Leveraging Uncertainty in Deep Learning for Pancreatic Adenocarcinoma Grading
This work addresses the need for reliable and explainable AI-based cancer grading to improve diagnosis accuracy and clinician trust in digital pathology, though it is incremental as it applies Bayesian methods to a specific domain.
The paper tackled the problem of automating pancreatic adenocarcinoma grading from stained images to address time-consuming and error-prone manual methods, achieving a system that correlates estimated uncertainty with prediction error and allows adjustable acceptance thresholds for clinical use.

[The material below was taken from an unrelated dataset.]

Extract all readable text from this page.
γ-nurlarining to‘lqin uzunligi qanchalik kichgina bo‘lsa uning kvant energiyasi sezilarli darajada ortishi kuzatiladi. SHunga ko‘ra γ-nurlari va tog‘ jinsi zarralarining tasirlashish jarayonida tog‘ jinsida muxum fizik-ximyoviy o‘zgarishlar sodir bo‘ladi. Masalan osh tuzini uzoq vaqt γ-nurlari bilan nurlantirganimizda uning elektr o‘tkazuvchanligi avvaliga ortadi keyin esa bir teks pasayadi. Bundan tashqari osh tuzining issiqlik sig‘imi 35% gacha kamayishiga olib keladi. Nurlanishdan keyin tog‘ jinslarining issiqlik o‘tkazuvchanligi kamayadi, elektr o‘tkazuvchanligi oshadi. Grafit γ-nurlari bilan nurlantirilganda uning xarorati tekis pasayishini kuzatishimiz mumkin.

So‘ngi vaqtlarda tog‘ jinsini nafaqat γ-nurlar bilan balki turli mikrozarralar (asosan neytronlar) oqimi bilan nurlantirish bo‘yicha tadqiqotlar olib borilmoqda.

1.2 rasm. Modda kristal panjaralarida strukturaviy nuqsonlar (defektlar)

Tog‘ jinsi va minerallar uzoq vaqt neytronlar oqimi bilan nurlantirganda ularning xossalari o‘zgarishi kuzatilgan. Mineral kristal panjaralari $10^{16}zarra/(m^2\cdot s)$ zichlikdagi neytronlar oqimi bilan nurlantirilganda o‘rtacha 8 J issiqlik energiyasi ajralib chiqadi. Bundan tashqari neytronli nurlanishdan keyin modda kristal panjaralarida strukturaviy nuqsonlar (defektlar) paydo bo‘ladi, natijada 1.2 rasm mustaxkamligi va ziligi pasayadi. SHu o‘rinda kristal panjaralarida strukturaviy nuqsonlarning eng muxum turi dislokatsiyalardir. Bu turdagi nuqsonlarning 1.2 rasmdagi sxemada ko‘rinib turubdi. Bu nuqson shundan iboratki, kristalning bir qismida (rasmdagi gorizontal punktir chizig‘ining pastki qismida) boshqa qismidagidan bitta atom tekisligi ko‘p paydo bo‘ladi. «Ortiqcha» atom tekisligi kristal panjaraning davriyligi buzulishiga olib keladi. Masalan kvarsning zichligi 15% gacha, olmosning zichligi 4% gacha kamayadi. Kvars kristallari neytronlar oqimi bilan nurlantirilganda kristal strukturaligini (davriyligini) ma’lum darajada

Pancreatic cancers have one of the worst prognoses compared to other cancers, as they are diagnosed when cancer has progressed towards its latter stages. The current manual histological grading for diagnosing pancreatic adenocarcinomas is time-consuming and often results in misdiagnosis. In digital pathology, AI-based cancer grading must be extremely accurate in prediction and uncertainty quantification to improve reliability and explainability and are essential for gaining clinicians trust in the technology. We present Bayesian Convolutional Neural Networks for automated pancreatic cancer grading from MGG and HE stained images to estimate uncertainty in model prediction. We show that the estimated uncertainty correlates with prediction error. Specifically, it is useful in setting the acceptance threshold using a metric that weighs classification accuracy-reject trade-off and misclassification cost controlled by hyperparameters and can be employed in clinical settings.